The Washington Post reports on the Chinese official who received the death penalty for corruption.
Liu Zhihua, 59, oversaw construction, real estate, sports and traffic projects for the Beijing Olympic Games until he was fired in June 2006 on suspicion of corruption. His high-profile antics and "decadent lifestyle" had attracted unwanted attention among the country's top leaders, according to Chinese news media reports.
Mr. Zhihua's sentence came with a 2-year reprieve, a type of probation period, after which the sentence can be commuted to life in prison based upon good behaviour.
Naturally to me this seems extreme, to say the least. I don't feel white collar criminals should go to jail at all, let alone receive a harsh sentence like this. But, it does make me wonder about deterrence. Would such severe sanctions deter others from attempting these types of crimes? Those proverbial stories, I don't know if they're true or not, in certain countries where they cut the thief's hand off, does that deter other young thieves?
Of course, in order to work these stricter punishments would have to be fairly and universally applied, which in China, apparently they're not.

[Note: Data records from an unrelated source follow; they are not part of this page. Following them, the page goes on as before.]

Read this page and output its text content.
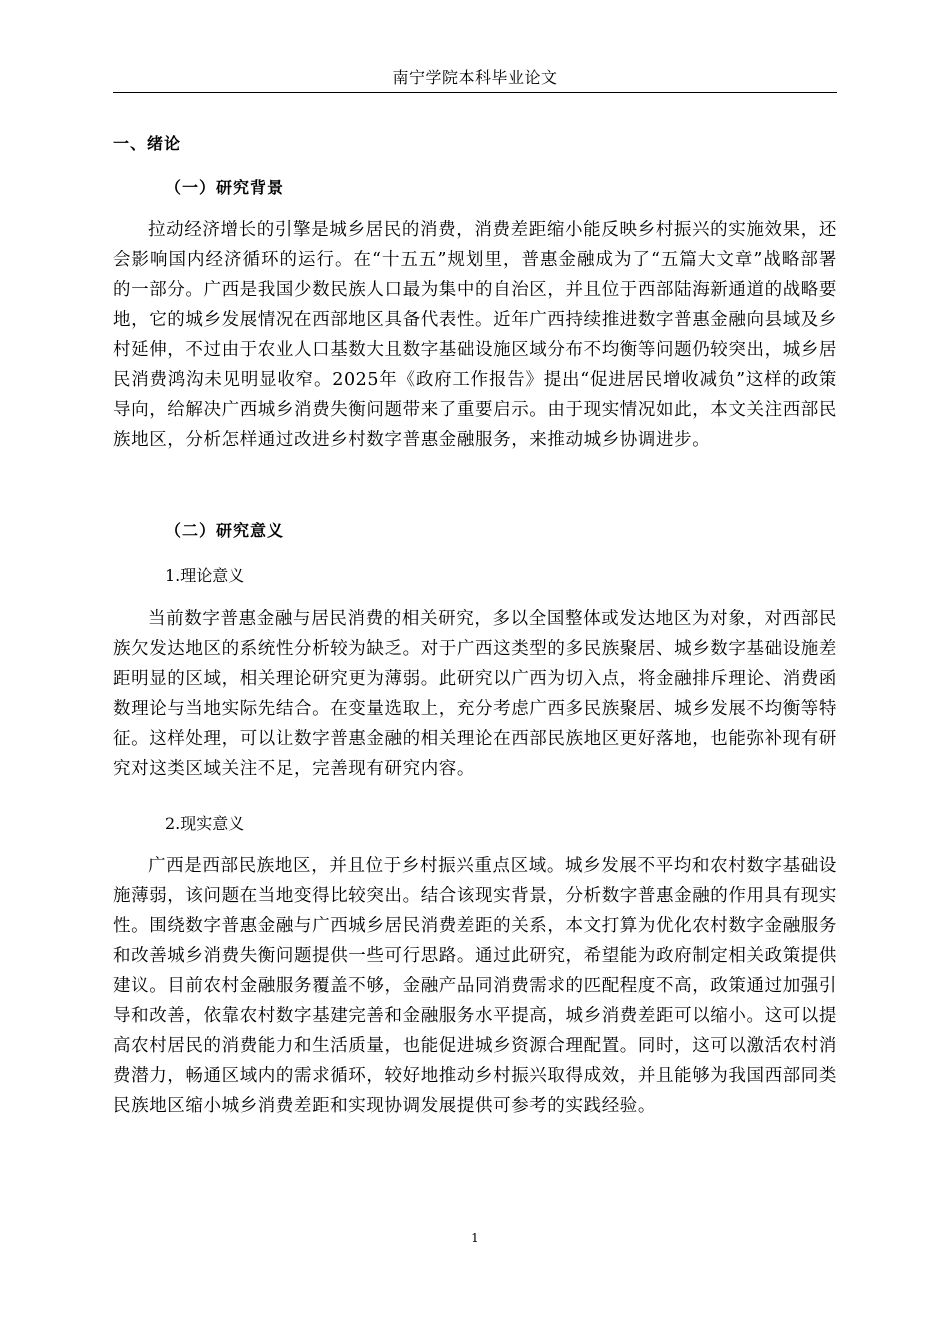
南宁学院本科毕业论文
一、绪论
（一）研究背景

拉动经济增长的引擎是城乡居民的消费，消费差距缩小能反映乡村振兴的实施效果，还会影响国内经济循环的运行。在“十五五”规划里，普惠金融成为了“五篇大文章”战略部署的一部分。广西是我国少数民族人口最为集中的自治区，并且位于西部陆海新通道的战略要地，它的城乡发展情况在西部地区具备代表性。近年广西持续推进数字普惠金融向县域及乡村延伸，不过由于农业人口基数大且数字基础设施区域分布不均衡等问题仍较突出，城乡居民消费鸿沟未见明显收窄。2025年《政府工作报告》提出“促进居民增收减负”这样的政策导向，给解决广西城乡消费失衡问题带来了重要启示。由于现实情况如此，本文关注西部民族地区，分析怎样通过改进乡村数字普惠金融服务，来推动城乡协调进步。

（二）研究意义
1.理论意义

当前数字普惠金融与居民消费的相关研究，多以全国整体或发达地区为对象，对西部民族欠发达地区的系统性分析较为缺乏。对于广西这类型的多民族聚居、城乡数字基础设施差距明显的区域，相关理论研究更为薄弱。此研究以广西为切入点，将金融排斥理论、消费函数理论与当地实际先结合。在变量选取上，充分考虑广西多民族聚居、城乡发展不均衡等特征。这样处理，可以让数字普惠金融的相关理论在西部民族地区更好落地，也能弥补现有研究对这类区域关注不足，完善现有研究内容。

2.现实意义

广西是西部民族地区，并且位于乡村振兴重点区域。城乡发展不平均和农村数字基础设施薄弱，该问题在当地变得比较突出。结合该现实背景，分析数字普惠金融的作用具有现实性。围绕数字普惠金融与广西城乡居民消费差距的关系，本文打算为优化农村数字金融服务和改善城乡消费失衡问题提供一些可行思路。通过此研究，希望能为政府制定相关政策提供建议。目前农村金融服务覆盖不够，金融产品同消费需求的匹配程度不高，政策通过加强引导和改善，依靠农村数字基建完善和金融服务水平提高，城乡消费差距可以缩小。这可以提高农村居民的消费能力和生活质量，也能促进城乡资源合理配置。同时，这可以激活农村消费潜力，畅通区域内的需求循环，较好地推动乡村振兴取得成效，并且能够为我国西部同类民族地区缩小城乡消费差距和实现协调发展提供可参考的实践经验。

1
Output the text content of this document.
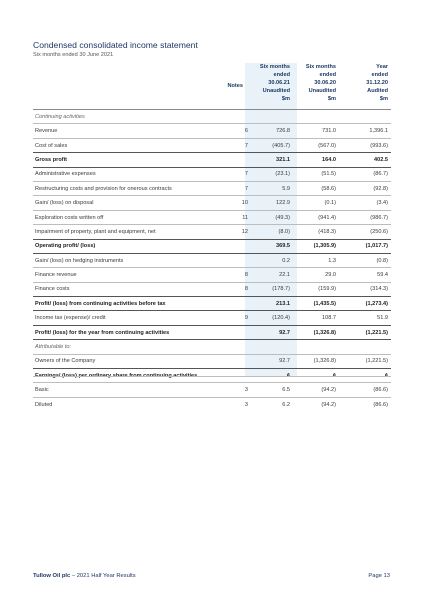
Condensed consolidated income statement
Six months ended 30 June 2021
Notes
Six months
ended
30.06.21
Unaudited
$m
Six months
ended
30.06.20
Unaudited
$m
Year
ended
31.12.20
Audited
$m
Continuing activities
Revenue	6	726.8	731.0	1,396.1
Cost of sales	7	(405.7)	(567.0)	(993.6)
Gross profit	321.1	164.0	402.5
Administrative expenses	7	(23.1)	(51.5)	(86.7)
Restructuring costs and provision for onerous contracts	7	5.9	(58.6)	(92.8)
Gain/ (loss) on disposal	10	122.9	(0.1)	(3.4)
Exploration costs written off	11	(49.3)	(941.4)	(986.7)
Impairment of property, plant and equipment, net	12	(8.0)	(418.3)	(250.6)
Operating profit/ (loss)	369.5	(1,305.9)	(1,017.7)
Gain/ (loss) on hedging instruments	0.2	1.3	(0.8)
Finance revenue	8	22.1	29.0	59.4
Finance costs	8	(178.7)	(159.9)	(314.3)
Profit/ (loss) from continuing activities before tax	213.1	(1,435.5)	(1,273.4)
Income tax (expense)/ credit	9	(120.4)	108.7	51.9
Profit/ (loss) for the year from continuing activities	92.7	(1,326.8)	(1,221.5)
Attributable to:
Owners of the Company	92.7	(1,326.8)	(1,221.5)
Earnings/ (loss) per ordinary share from continuing activities	¢	¢	¢
Basic	3	6.5	(94.2)	(86.6)
Diluted	3	6.2	(94.2)	(86.6)
Tullow Oil plc – 2021 Half Year Results	Page 13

"Those officials only care about how to grab money. Some corrupt officials are caught, but there are more who are not caught," said Yuan Jianli, 52, a car repairman. "If you stand with the right team, even if you're corrupt, you'll probably be fine. If you're on the wrong team, you'll be caught. Politics in China is too dark, and we ordinary people can do nothing about it."
What's your opinion? Is it different in China than in Western countries? Does it work better?